Я вылез из-под перины, изобретательно сказал: «за это надо выпить!», наполнил стаканы. Дерюгина с Цаплей съехали, мы с Шурой махнули. Коровкин с пьедестала – сверху вниз – вернул мне пустой стакан.
– Ну, просто – Каменный гость, – ни дать, не взять! – сказал я.
– Ага, – глупо улыбнулся Коровкин, маслянисто поглядывая на диван, где под периной угадывалось необычайное буйство форм, – лишь узенькую пятку я приметил6. Я продолжу, с вашего высочайшего позволения?..
– Продолжайте, маэстро! – снизошла Дерюгина. – Мы внимаем…
– Петя вор, Галина – проститутка, Виктору доход приносит труд. Вспышка временно́го промежутка, очень скоро все они – умрут. Всё сгниёт, рассыплется на части, оборвётся дум бесплотных связь. И людишек низменные страсти превратятся в плесень, пыль и грязь7.
– Гениа-а-а-льно! – зааплодировала Дерюгина. – Боже, боже, сколько экспрессии… сколько смысла… Коровкин! Коровкин! Я меняю гнев на милость! Скорее, скорее увлеките меня – туда, где мы будем лишь вдвоем, где среди пампасов бегают бизоны, бозоны и Кобзоны!
– Слушаюсь, моя ненаглядная королева!.. – проворковал Шура, обняв нетвердо ковыляющую ему навстречу Дерюгину, и они, сотрясая лестницу парнокопытным топотом, скрылись из виду – вознесясь туда, за потолок, ближе к небу.
Мы с Цаплей некоторое время лежали молча.
– Давай уедем. Завтра, – обняла меня Цапля.

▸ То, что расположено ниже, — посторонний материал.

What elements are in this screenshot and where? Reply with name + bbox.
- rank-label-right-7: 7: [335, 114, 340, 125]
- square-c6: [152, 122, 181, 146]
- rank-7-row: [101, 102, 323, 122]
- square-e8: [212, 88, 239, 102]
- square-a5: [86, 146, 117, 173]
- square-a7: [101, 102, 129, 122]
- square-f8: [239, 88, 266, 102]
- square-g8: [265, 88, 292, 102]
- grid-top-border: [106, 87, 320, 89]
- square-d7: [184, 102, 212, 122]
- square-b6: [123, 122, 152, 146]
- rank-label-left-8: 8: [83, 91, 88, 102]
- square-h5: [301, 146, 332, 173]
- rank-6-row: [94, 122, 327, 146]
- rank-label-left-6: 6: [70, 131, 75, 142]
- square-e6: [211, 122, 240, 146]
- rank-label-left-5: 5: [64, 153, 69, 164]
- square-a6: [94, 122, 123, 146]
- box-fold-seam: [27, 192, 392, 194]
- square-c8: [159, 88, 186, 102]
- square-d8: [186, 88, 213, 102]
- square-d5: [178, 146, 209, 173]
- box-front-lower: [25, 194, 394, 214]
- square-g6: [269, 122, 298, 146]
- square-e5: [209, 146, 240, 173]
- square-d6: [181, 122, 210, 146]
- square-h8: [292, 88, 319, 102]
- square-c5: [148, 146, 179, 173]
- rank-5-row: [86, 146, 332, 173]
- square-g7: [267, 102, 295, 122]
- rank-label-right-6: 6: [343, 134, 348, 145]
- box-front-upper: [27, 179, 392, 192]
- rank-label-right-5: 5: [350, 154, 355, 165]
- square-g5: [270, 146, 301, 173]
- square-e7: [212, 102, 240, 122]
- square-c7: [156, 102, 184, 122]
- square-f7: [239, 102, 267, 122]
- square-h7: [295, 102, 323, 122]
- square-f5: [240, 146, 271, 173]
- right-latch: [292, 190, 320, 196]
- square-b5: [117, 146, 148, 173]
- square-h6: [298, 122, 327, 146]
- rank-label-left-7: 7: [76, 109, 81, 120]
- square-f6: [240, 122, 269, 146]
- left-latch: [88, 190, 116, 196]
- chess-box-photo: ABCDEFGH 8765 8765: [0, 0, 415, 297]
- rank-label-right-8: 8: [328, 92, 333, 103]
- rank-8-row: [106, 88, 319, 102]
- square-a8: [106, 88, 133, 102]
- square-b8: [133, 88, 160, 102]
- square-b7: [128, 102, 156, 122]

– Давай, – кивнул я, упираясь лбом в ее щеку.
– Хочешь, папу с Виолеттой пригласим? А то сами к ним поедем?
– Хочу. Давай пригласим. Давай поедем.
– Так с тобой легко…
– Спи.
Я по-турецки сидел на полу, приоткрыв печную заслонку. Меня ласкала стена тепла. Дрова, прогорев, превратившись в угли, то тут, то там поблескивали неяркими багровыми искорками, не засвечивая взгляд, не мешая думать. Дом спал. Я взял подаренную трубку, накинул на голое тело овчинный тулуп и вышел наружу. Нетронутый лес обступал дачный участок. Голые кроны деревьев – им еще нечем было шелестеть – безмолвно качались под дыханием легкого, но острого и холодного ветерка. Раскурил быстро – мастерству трубкокурения уже научился, а ведь всего какие-то два месяца назад даже и не мог представить себе, как это.